O Evening Standard de 2 de Novembro noticiou a disputa na British Airways como uma “revolta da middle England” [7], na qual os trabalhadores numa assembleia geral falaram de “fúria e frustração” perante a imposição pelos patrões de novos contratos, além de milhares de despedimentos e de um congelamento de salários. O jornal cita um trabalhador que disse que “Nós não somos militantes sindicais à procura de um conflito […]”. Nas notícias dessa mesma noite, trabalhadores das linhas aéreas reclamaram que a companhia “simplesmente não ouvia” – “Eles impõe-nos estas medidas e nós aceitamo-las e eles continuam a impor cada vez mais […]”. “Esta é uma luta fundamental.” Uma semana mais tarde, uma greve dos condutores de autocarros de Londres oriental sobre um congelamento de salários também estava nas notícias – a cobertura dos media não foi simpática (como habitualmente), mas os trabalhadores receberam 30 segundos de tempo de antena onde disseram que, tal como muitos antes deles: “Chegámos a um ponto onde temos que tomar uma posição – basta.” E, na altura em que este artigo está a ser escrito, professores numa escola em Londres oriental entraram em greve contra uma proposta de transformá-la num Trust [8], enquanto os maquinistas da First Capital Connect que se recusaram a fazer horas extraordinárias aos domingos com salário reduzido expandiram a sua greve para os dias de semana também.

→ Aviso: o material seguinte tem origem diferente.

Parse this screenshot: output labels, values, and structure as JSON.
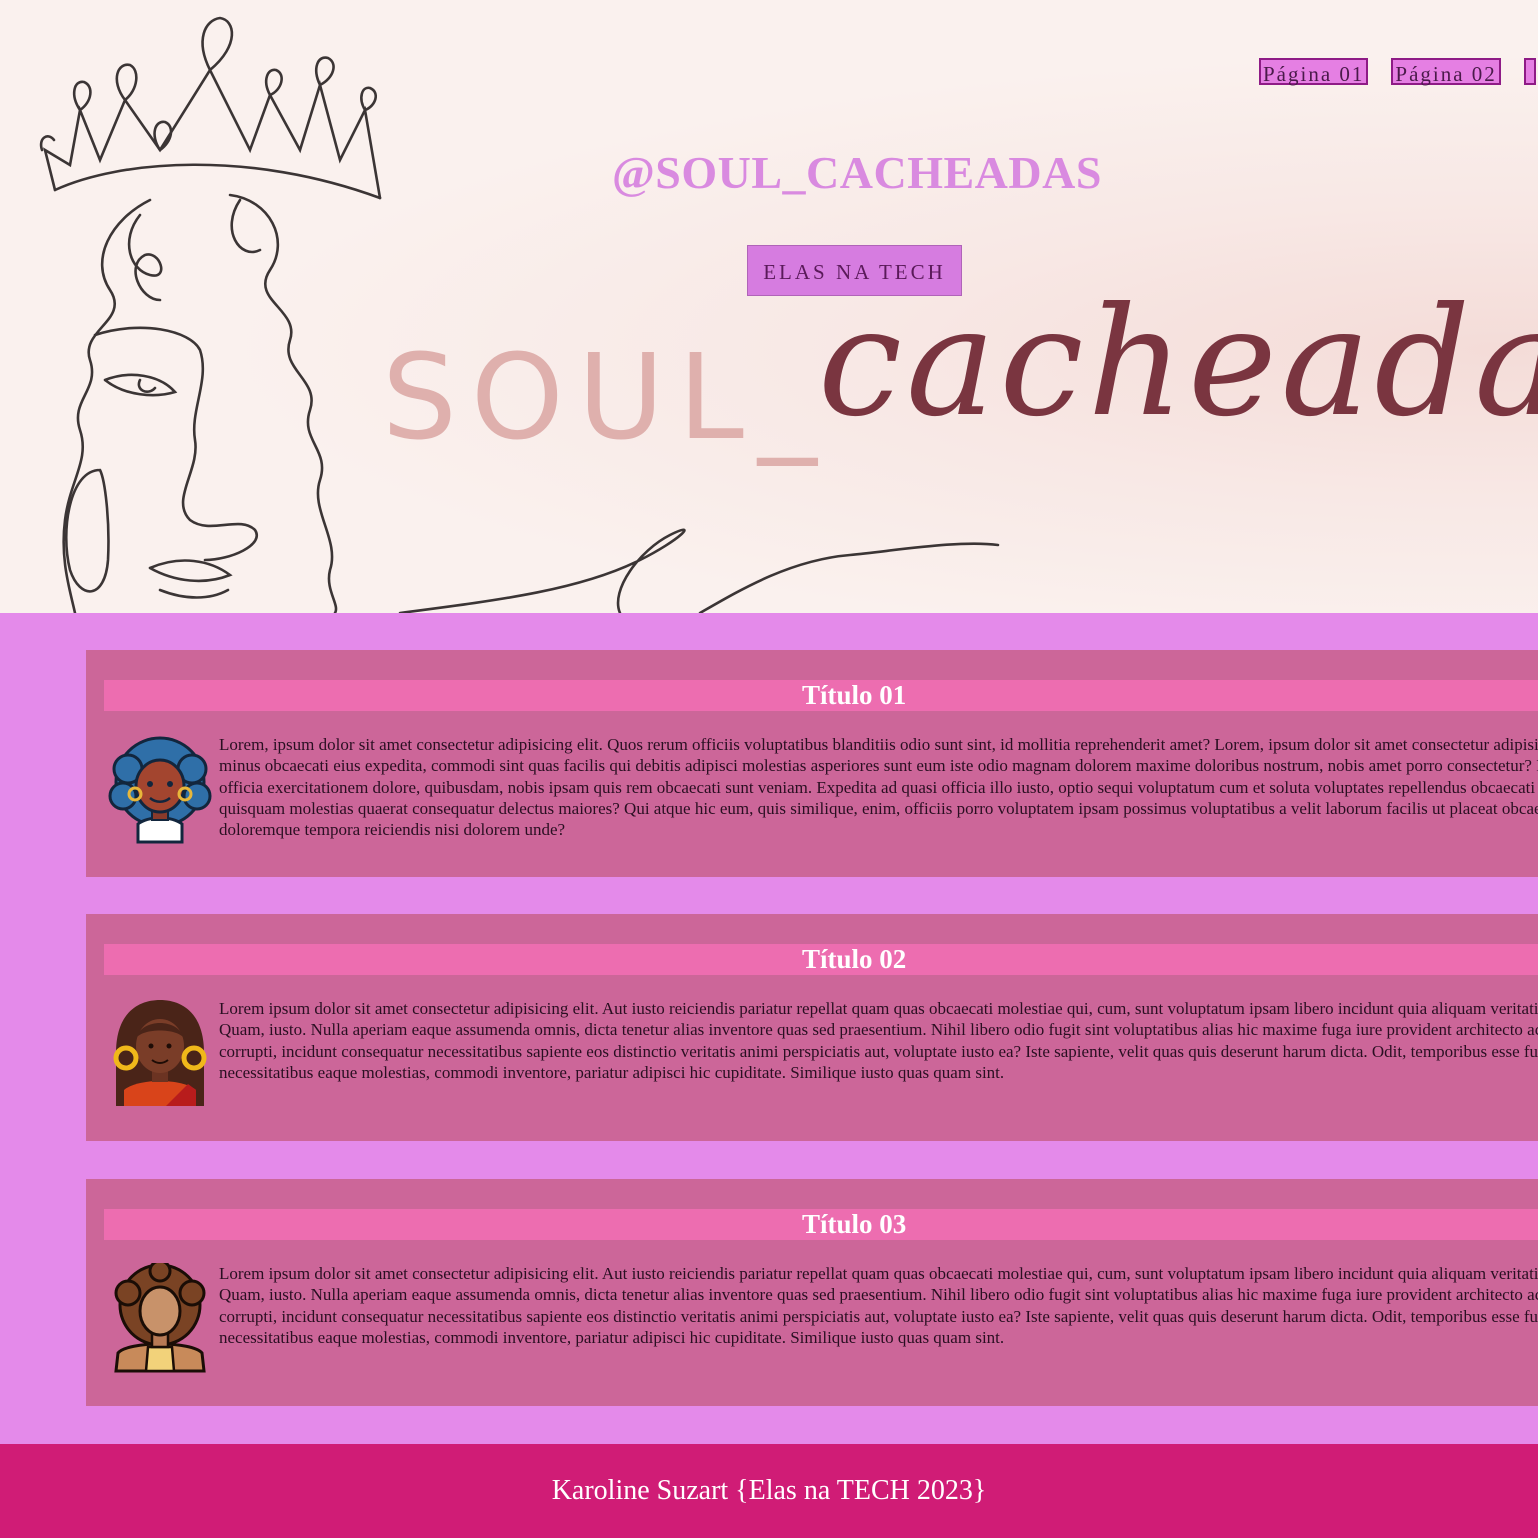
{
  "nav": {
    "links": [
      "Página 01",
      "Página 02",
      ""
    ]
  },
  "header": {
    "handle": "@SOUL_CACHEADAS",
    "cta_label": "ELAS NA TECH",
    "logo_text_block": "SOUL_",
    "logo_text_script": "cacheadas"
  },
  "cards": [
    {
      "title": "Título 01",
      "avatar": "curly-blue-hair-woman-avatar-icon",
      "text": "Lorem, ipsum dolor sit amet consectetur adipisicing elit. Quos rerum officiis voluptatibus blanditiis odio sunt sint, id mollitia reprehenderit amet? Lorem, ipsum dolor sit amet consectetur adipisicing elit. Quos minus obcaecati eius expedita, commodi sint quas facilis qui debitis adipisci molestias asperiores sunt eum iste odio magnam dolorem maxime doloribus nostrum, nobis amet porro consectetur? Modi minus officia exercitationem dolore, quibusdam, nobis ipsam quis rem obcaecati sunt veniam. Expedita ad quasi officia illo iusto, optio sequi voluptatum cum et soluta voluptates repellendus obcaecati sint neque quisquam molestias quaerat consequatur delectus maiores? Qui atque hic eum, quis similique, enim, officiis porro voluptatem ipsam possimus voluptatibus a velit laborum facilis ut placeat obcaecati rem doloremque tempora reiciendis nisi dolorem unde?"
    },
    {
      "title": "Título 02",
      "avatar": "braided-hair-woman-avatar-icon",
      "text": "Lorem ipsum dolor sit amet consectetur adipisicing elit. Aut iusto reiciendis pariatur repellat quam quas obcaecati molestiae qui, cum, sunt voluptatum ipsam libero incidunt quia aliquam veritatis doloribus! Quam, iusto. Nulla aperiam eaque assumenda omnis, dicta tenetur alias inventore quas sed praesentium. Nihil libero odio fugit sint voluptatibus alias hic maxime fuga iure provident architecto accusantium corrupti, incidunt consequatur necessitatibus sapiente eos distinctio veritatis animi perspiciatis aut, voluptate iusto ea? Iste sapiente, velit quas quis deserunt harum dicta. Odit, temporibus esse fuga necessitatibus eaque molestias, commodi inventore, pariatur adipisci hic cupiditate. Similique iusto quas quam sint."
    },
    {
      "title": "Título 03",
      "avatar": "afro-hair-woman-avatar-icon",
      "text": "Lorem ipsum dolor sit amet consectetur adipisicing elit. Aut iusto reiciendis pariatur repellat quam quas obcaecati molestiae qui, cum, sunt voluptatum ipsam libero incidunt quia aliquam veritatis doloribus! Quam, iusto. Nulla aperiam eaque assumenda omnis, dicta tenetur alias inventore quas sed praesentium. Nihil libero odio fugit sint voluptatibus alias hic maxime fuga iure provident architecto accusantium corrupti, incidunt consequatur necessitatibus sapiente eos distinctio veritatis animi perspiciatis aut, voluptate iusto ea? Iste sapiente, velit quas quis deserunt harum dicta. Odit, temporibus esse fuga necessitatibus eaque molestias, commodi inventore, pariatur adipisci hic cupiditate. Similique iusto quas quam sint."
    }
  ],
  "footer": {
    "text": "Karoline Suzart {Elas na TECH 2023}"
  },
  "colors": {
    "hero_bg": "#faf0ee",
    "accent_purple": "#d67ce0",
    "main_bg": "#e48aea",
    "card_bg": "#cc6699",
    "title_bar": "#ed6db0",
    "footer_bg": "#d01c76",
    "logo_block": "#dfb0ad",
    "logo_script": "#7a3540"
  }
}
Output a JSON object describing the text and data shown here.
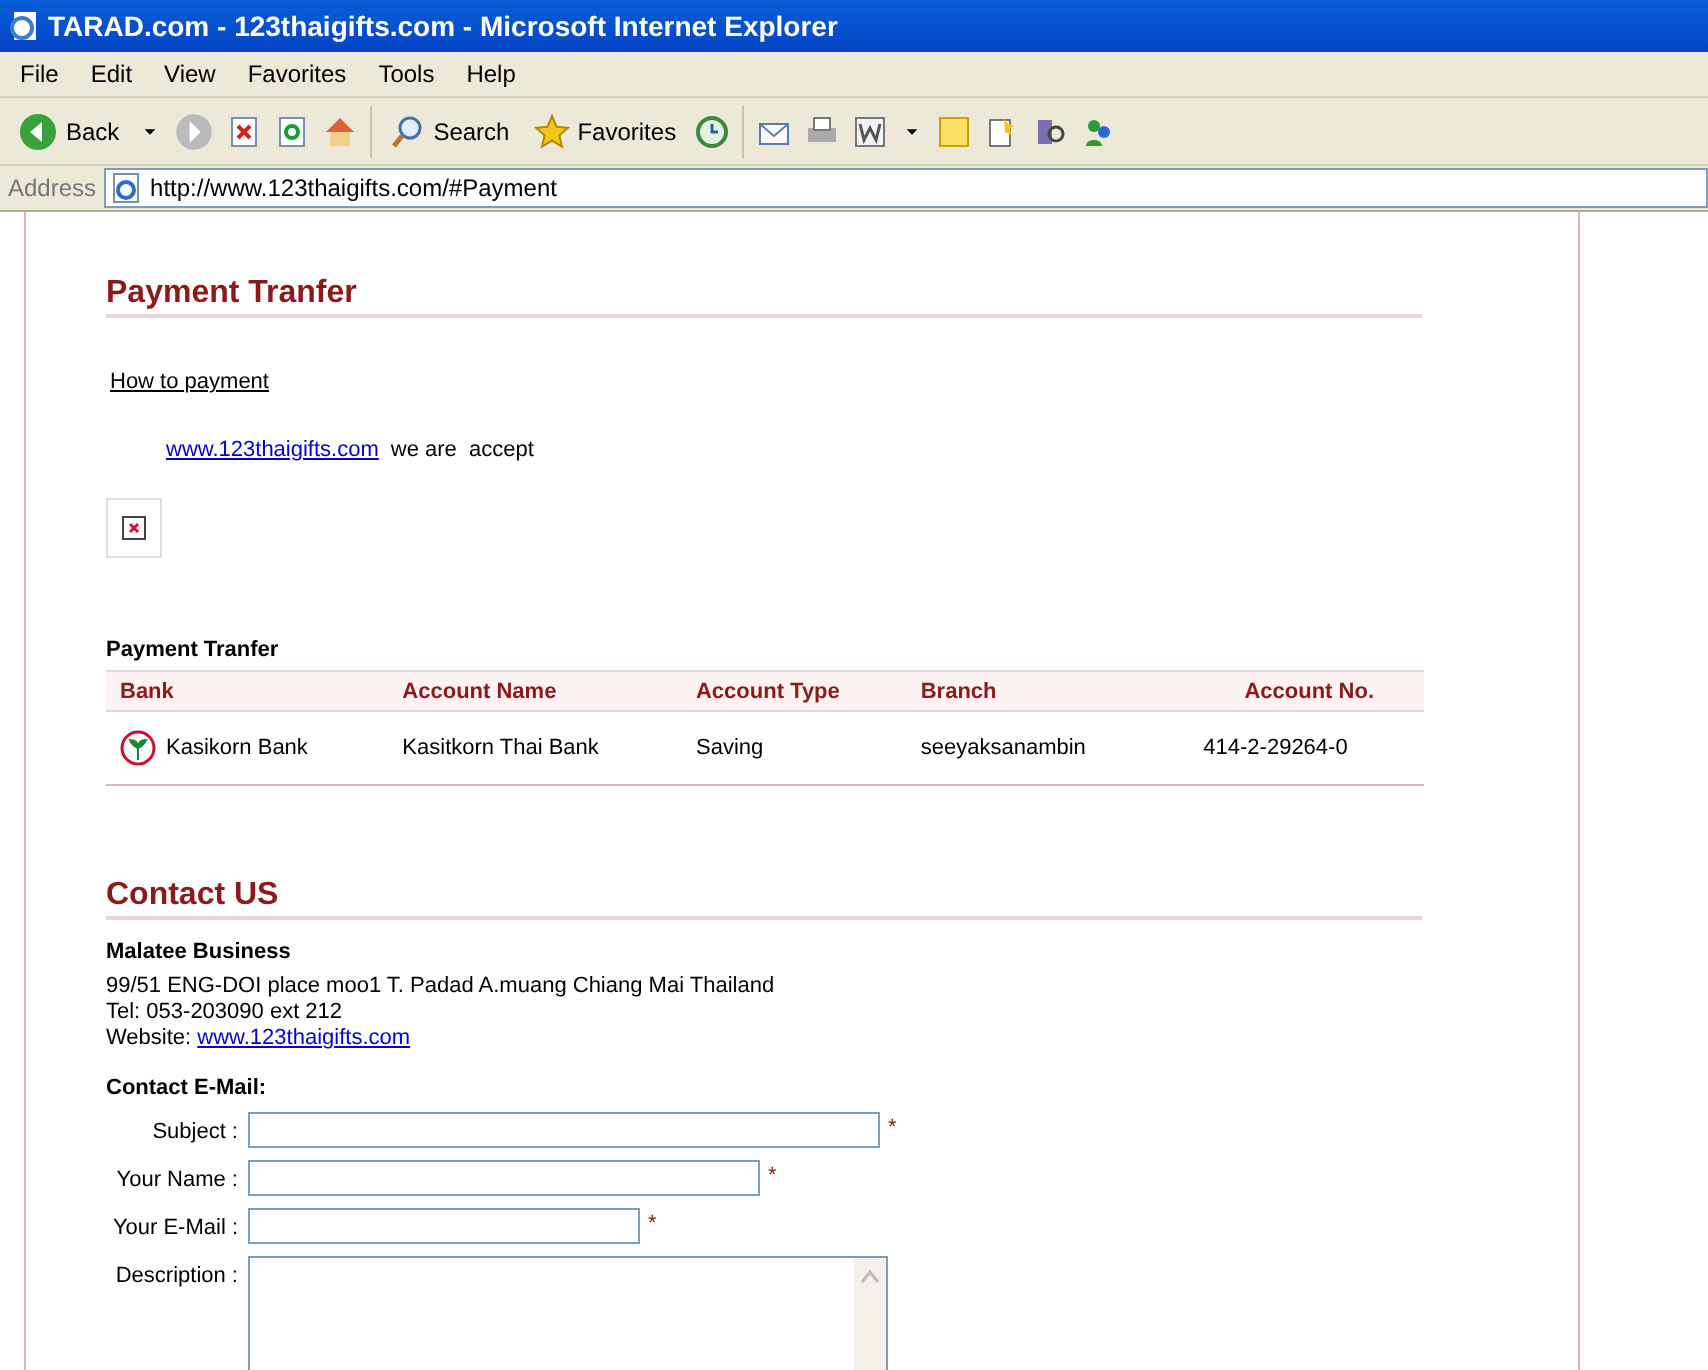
{
  "window": {
    "title": "TARAD.com - 123thaigifts.com - Microsoft Internet Explorer"
  },
  "menu": [
    "File",
    "Edit",
    "View",
    "Favorites",
    "Tools",
    "Help"
  ],
  "toolbar": {
    "back": "Back",
    "search": "Search",
    "favorites": "Favorites"
  },
  "address": {
    "label": "Address",
    "url": "http://www.123thaigifts.com/#Payment"
  },
  "payment": {
    "heading": "Payment Tranfer",
    "how_to": "How to payment",
    "site_link": "www.123thaigifts.com",
    "accept_text": "we are  accept",
    "table_title": "Payment Tranfer",
    "columns": [
      "Bank",
      "Account Name",
      "Account Type",
      "Branch",
      "Account No."
    ],
    "rows": [
      {
        "bank": "Kasikorn Bank",
        "account_name": "Kasitkorn Thai Bank",
        "account_type": "Saving",
        "branch": "seeyaksanambin",
        "account_no": "414-2-29264-0"
      }
    ]
  },
  "contact": {
    "heading": "Contact US",
    "company": "Malatee Business",
    "address": "99/51 ENG-DOI place moo1 T. Padad A.muang Chiang Mai Thailand",
    "tel": "Tel: 053-203090 ext 212",
    "website_label": "Website:",
    "website_link": "www.123thaigifts.com",
    "form_title": "Contact E-Mail:",
    "fields": [
      {
        "label": "Subject :",
        "kind": "long",
        "required_mark": "*"
      },
      {
        "label": "Your Name :",
        "kind": "medium",
        "required_mark": "*"
      },
      {
        "label": "Your E-Mail :",
        "kind": "short",
        "required_mark": "*"
      },
      {
        "label": "Description :",
        "kind": "textarea"
      }
    ]
  }
}
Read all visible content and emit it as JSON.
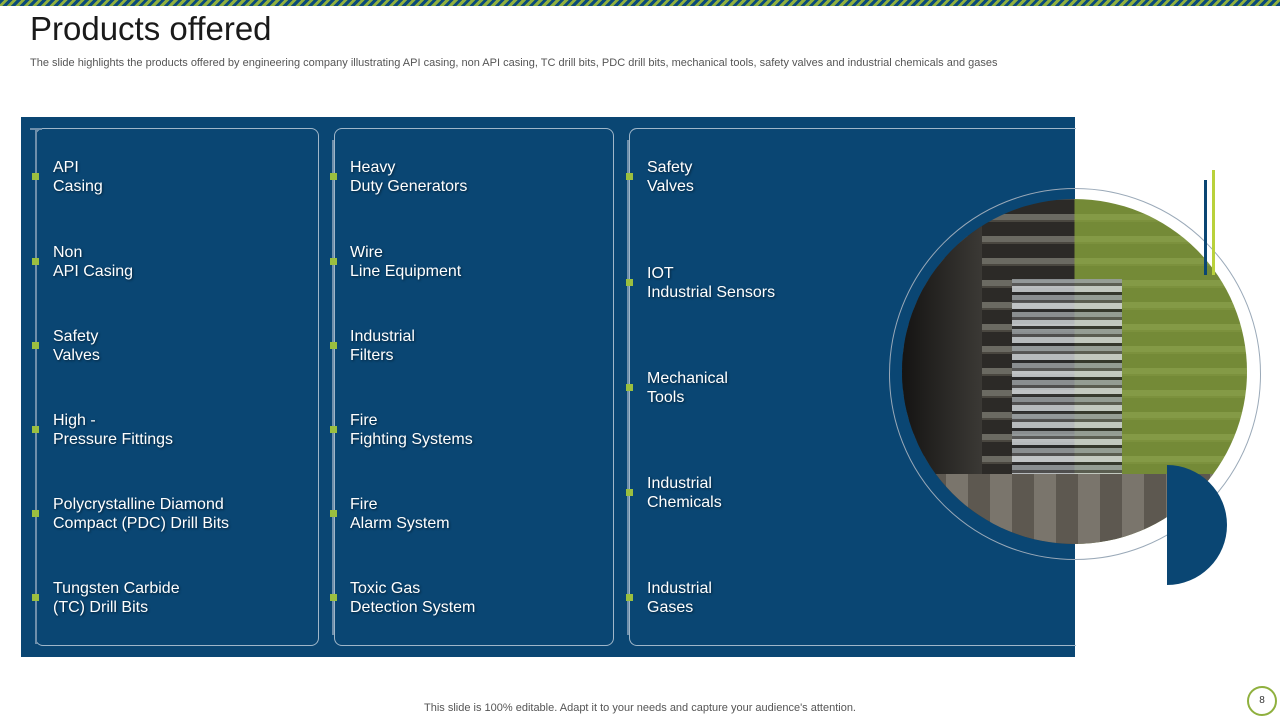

“A empresa era a melhor organizadora do sindicato”

O que podemos concluir disto tudo? A conclusão principal que podemos tirar desta vaga de conflitos é que, apesar de nada acerca dela ser inovador, mais uma vez se demonstra a capacidade do capital de mobilizar os trabalhadores e destes demonstrarem vezes sem conta os “tradicionais” valores de solidariedade, autogestão, democracia direta e pura resistência de classe. Por outras palavras, representa – mais uma vez – uma reiteração das verdades que nós, socialistas, consideramos auto-evidentes: que sim, que existem tais coisas como classe, luta de classes e potencial da classe operária para desafiar e, em alguns casos, seriamente perturbar a aparente omnipotência dos nossos governantes.

Tudo dito? Não, não está tudo dito. Se “nós” – i.e. a esquerda em alguma forma – continuar a fazer o que sempre faz, ou seja, se cada grupo vender os seus jornais e brandir as suas bandeiras nas linhas de piquete, as coisas não mudarão. Como um representante dos trabalhadores dos correios me disse recentemente, quando lhe perguntei a sua opinião sobre a acção política: “Em 2007 tivemos aqui todos os grupinhos a vender os seus jornais. Dois anos depois temos os mesmos grupos ainda a vender os seus jornais.” Ele não estava impressionado pela positiva.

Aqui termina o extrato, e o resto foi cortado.